Sasquatch 2007: Notes from the Yeti Stage

26 May 2007 at The Gorge

When I headed over to the smallest stage of the Sasquatch! music festival, the "Yeti" stage, to catch The Blow's set, all the knowledge of the duo I came armed with was that they're fronted by one woman. I had heard of them, but I didn't know their aesthetic or set-up. I was really surprised by the group's performance. While I came away with mixed feelings about whether I had enjoyed their set or not, I must say I have much respect for singer Khaela Maricich.

As the rest of us dance around like nerds in the privacy of our bedroom, she is courageous enough to do it on stage. And while we all might not have the best vocals while dancing around, Maricich definitely has fantastic vocal range. Her songs are easy to relate to, with topics about falling in love with one-night stands, break ups, and never hearing back from that amazing boy you hung out with once. The everyday familiarity of her lyrics, plus the catchy synth-beats produced and played by accomplice Jona Bechtolt, prove to draw a rabid following, as the crowd was filled with many dancing girls singing along, and erupted into cheers after each song. Although I'm not personally into performers just pushing play on their laptops, their music was very poppy and fun. What really stood out about Ms. Maricich's performance more than her quirky dancing and great singing ability, was her in-between stories. Before each song, she shared a short memory about what the lyrics were about, all of which were very humorous; if she decided to leave music, Khaela should definitely consider stand-up comedy.

Later on in the day, I headed back over to the Yeti stage to catch Mirah's set. After being misled into watching a set of children's songs instead of Mirah's own repertoire a few weeks back, I was definitely looking forward to her Sasquatch! performance. However, I would again leave unsatisfied, although not by Mirah's own doing. The lovely Portlander put on a wonderful set, with her own full band as back up. She played all the fan favorites and charmed the crowd with talk about the beautiful Gorge and sunset.

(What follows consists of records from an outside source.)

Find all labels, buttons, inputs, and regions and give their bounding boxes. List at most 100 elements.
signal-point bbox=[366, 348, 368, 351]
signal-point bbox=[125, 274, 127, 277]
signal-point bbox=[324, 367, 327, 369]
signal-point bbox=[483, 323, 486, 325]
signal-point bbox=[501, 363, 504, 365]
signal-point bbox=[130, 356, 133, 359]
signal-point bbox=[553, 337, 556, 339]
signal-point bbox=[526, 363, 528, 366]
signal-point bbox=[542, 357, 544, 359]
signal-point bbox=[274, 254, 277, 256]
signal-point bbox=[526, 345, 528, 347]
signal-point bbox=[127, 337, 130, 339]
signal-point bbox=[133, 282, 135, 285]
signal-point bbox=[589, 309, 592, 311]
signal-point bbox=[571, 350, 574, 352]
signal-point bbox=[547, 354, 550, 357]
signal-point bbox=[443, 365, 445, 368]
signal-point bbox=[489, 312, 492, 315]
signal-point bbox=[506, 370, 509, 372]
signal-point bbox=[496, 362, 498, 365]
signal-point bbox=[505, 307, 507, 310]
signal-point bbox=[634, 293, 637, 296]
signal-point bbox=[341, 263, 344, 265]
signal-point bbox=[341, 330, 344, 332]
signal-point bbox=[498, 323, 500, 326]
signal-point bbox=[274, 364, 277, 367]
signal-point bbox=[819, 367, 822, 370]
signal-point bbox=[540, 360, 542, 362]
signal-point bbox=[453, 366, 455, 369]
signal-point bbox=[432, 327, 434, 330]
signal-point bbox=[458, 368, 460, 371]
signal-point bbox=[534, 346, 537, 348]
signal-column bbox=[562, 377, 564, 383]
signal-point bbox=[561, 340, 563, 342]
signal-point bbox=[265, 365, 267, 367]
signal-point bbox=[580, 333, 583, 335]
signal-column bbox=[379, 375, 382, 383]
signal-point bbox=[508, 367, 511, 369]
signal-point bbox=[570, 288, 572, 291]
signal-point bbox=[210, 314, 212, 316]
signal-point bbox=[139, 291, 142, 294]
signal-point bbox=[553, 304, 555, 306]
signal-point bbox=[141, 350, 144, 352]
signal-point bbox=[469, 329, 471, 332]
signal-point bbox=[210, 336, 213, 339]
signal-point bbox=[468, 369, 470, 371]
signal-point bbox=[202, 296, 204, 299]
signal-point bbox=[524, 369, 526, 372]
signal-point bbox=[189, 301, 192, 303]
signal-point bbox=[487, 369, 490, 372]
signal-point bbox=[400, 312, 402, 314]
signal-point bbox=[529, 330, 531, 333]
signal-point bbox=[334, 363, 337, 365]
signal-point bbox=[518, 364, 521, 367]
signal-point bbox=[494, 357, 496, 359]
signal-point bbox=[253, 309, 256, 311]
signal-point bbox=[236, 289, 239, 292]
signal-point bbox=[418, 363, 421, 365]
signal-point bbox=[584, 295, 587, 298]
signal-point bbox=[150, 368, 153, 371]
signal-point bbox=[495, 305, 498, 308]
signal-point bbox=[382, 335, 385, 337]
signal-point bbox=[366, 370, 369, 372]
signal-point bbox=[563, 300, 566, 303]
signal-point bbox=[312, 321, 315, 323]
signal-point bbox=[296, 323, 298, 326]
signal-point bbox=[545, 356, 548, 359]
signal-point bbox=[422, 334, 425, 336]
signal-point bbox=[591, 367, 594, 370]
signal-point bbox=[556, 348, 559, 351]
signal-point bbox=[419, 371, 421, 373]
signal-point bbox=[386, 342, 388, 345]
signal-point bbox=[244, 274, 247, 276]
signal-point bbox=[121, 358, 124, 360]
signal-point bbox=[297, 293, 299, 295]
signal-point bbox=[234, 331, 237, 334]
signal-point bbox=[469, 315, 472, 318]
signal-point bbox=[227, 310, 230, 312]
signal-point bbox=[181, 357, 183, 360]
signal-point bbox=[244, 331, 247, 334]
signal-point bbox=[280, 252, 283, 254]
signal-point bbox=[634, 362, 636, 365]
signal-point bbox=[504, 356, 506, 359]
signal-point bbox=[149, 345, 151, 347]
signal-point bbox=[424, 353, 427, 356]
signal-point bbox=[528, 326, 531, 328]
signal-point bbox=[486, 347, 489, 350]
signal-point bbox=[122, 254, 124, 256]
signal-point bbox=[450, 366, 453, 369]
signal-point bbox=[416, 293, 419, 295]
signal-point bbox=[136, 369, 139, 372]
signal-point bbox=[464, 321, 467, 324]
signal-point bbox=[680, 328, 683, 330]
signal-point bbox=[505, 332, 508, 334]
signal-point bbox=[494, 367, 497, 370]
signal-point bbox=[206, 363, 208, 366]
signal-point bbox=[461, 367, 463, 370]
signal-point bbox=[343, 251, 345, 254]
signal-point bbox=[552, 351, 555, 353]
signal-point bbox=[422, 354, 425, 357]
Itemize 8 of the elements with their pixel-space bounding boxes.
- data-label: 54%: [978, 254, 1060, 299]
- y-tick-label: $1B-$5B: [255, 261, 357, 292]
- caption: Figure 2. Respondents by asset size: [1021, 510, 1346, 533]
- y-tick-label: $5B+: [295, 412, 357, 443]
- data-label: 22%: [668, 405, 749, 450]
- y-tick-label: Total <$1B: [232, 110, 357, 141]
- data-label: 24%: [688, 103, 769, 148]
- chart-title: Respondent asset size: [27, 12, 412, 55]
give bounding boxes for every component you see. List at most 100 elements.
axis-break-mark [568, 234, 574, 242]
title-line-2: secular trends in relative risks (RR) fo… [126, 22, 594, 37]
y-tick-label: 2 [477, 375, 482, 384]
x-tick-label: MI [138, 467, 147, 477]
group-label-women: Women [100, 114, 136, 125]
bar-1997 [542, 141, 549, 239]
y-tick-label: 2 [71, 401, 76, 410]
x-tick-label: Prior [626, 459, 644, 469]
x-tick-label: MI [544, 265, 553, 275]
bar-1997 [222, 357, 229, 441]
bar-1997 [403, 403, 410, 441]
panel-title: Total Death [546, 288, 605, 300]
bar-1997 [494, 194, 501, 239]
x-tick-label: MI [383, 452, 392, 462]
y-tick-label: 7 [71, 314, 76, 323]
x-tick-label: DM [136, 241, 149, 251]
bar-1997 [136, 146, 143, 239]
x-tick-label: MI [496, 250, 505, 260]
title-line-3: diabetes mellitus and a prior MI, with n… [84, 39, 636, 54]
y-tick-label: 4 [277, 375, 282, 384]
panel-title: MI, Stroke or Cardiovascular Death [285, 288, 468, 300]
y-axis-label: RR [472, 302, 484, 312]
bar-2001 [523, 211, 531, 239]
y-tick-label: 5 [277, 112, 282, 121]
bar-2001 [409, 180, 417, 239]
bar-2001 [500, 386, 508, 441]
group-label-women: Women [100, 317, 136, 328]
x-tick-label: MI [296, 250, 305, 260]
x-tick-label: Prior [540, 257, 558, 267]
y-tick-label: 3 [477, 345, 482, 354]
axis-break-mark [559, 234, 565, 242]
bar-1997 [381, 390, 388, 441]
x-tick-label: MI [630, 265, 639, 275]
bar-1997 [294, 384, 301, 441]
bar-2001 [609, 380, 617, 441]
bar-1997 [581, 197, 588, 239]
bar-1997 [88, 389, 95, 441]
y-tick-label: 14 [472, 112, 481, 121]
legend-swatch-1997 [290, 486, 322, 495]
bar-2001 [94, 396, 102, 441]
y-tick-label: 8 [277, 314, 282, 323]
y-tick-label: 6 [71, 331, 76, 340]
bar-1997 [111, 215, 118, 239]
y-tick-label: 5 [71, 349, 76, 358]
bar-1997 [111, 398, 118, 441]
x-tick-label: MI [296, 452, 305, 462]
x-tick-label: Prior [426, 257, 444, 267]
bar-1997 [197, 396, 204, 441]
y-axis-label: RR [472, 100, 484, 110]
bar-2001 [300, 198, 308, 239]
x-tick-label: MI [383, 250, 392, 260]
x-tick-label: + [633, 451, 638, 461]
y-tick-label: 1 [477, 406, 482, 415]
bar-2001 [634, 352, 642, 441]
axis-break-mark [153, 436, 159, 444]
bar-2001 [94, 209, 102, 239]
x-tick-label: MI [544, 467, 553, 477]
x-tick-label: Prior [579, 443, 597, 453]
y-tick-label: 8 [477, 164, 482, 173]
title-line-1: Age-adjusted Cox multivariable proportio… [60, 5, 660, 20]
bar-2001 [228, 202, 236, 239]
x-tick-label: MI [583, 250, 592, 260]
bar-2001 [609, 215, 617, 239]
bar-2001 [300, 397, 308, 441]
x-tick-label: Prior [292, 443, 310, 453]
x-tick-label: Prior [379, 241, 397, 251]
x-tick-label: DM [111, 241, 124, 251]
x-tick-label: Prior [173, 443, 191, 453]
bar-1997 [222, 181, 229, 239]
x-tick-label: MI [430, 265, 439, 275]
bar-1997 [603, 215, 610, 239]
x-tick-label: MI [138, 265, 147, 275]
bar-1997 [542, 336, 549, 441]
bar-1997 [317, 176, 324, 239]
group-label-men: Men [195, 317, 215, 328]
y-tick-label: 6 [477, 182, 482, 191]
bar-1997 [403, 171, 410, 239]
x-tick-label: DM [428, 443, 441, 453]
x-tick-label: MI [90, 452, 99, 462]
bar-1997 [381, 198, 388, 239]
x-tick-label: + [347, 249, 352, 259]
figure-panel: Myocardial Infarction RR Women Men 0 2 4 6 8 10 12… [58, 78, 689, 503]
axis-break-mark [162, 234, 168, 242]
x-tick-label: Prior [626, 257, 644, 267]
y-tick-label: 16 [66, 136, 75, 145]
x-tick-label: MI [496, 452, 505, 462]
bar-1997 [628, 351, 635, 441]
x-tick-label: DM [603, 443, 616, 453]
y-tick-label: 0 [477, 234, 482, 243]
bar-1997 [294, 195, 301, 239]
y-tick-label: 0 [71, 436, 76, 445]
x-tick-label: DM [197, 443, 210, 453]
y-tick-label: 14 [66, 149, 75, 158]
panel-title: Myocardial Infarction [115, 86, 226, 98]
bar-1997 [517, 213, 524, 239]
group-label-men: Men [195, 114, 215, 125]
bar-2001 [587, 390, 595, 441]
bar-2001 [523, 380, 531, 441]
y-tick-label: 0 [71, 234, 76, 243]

The only thing I felt could have been better was closing song, "Cold Cold Water." On CD, it's an epic, theatrical crescendo, but during this performance it was half as long, lacking the climatic instrumental interlude. Otherwise, Mirah performed wonderfully, as expected.

The stage and venue was the downfall of the show. The sound crew poorly mixed her vocals, to the point where horrible feedback occurred throughout the set. Somehow, perhaps by not muting the extra mics when not in use, the crowd was picked up so that you could hear talking projected through the speakers in-between and even during songs. The talk consisted of, "Who is this? What stage is this? Is this that chick Mirah?" and other various loud conversations by people who obviously were not fans. Between an incompetent sound guy and inconsiderate festival goers, a perfect opportunity to catch a great local fixture in an amazing outdoor setting turned into an almost unbearable event.

I read that Mirah is playing the Capitol Hill Block Party, so hopefully that will be a better chance to see her outdoors.

I mentioned on the blog that that show at the Vera Project would be a performance of children's songs, so it wasn't entirely misleading. Or shouldn't have been. :-)

yeah, i left mirah's set after the first couple of songs because it wasn't worth it (which sadly forced me to listen to 10min of citizen cope). rachels's vocals during visqueen's set were pretty low, too, but extremely clear compared to what they did to mirah.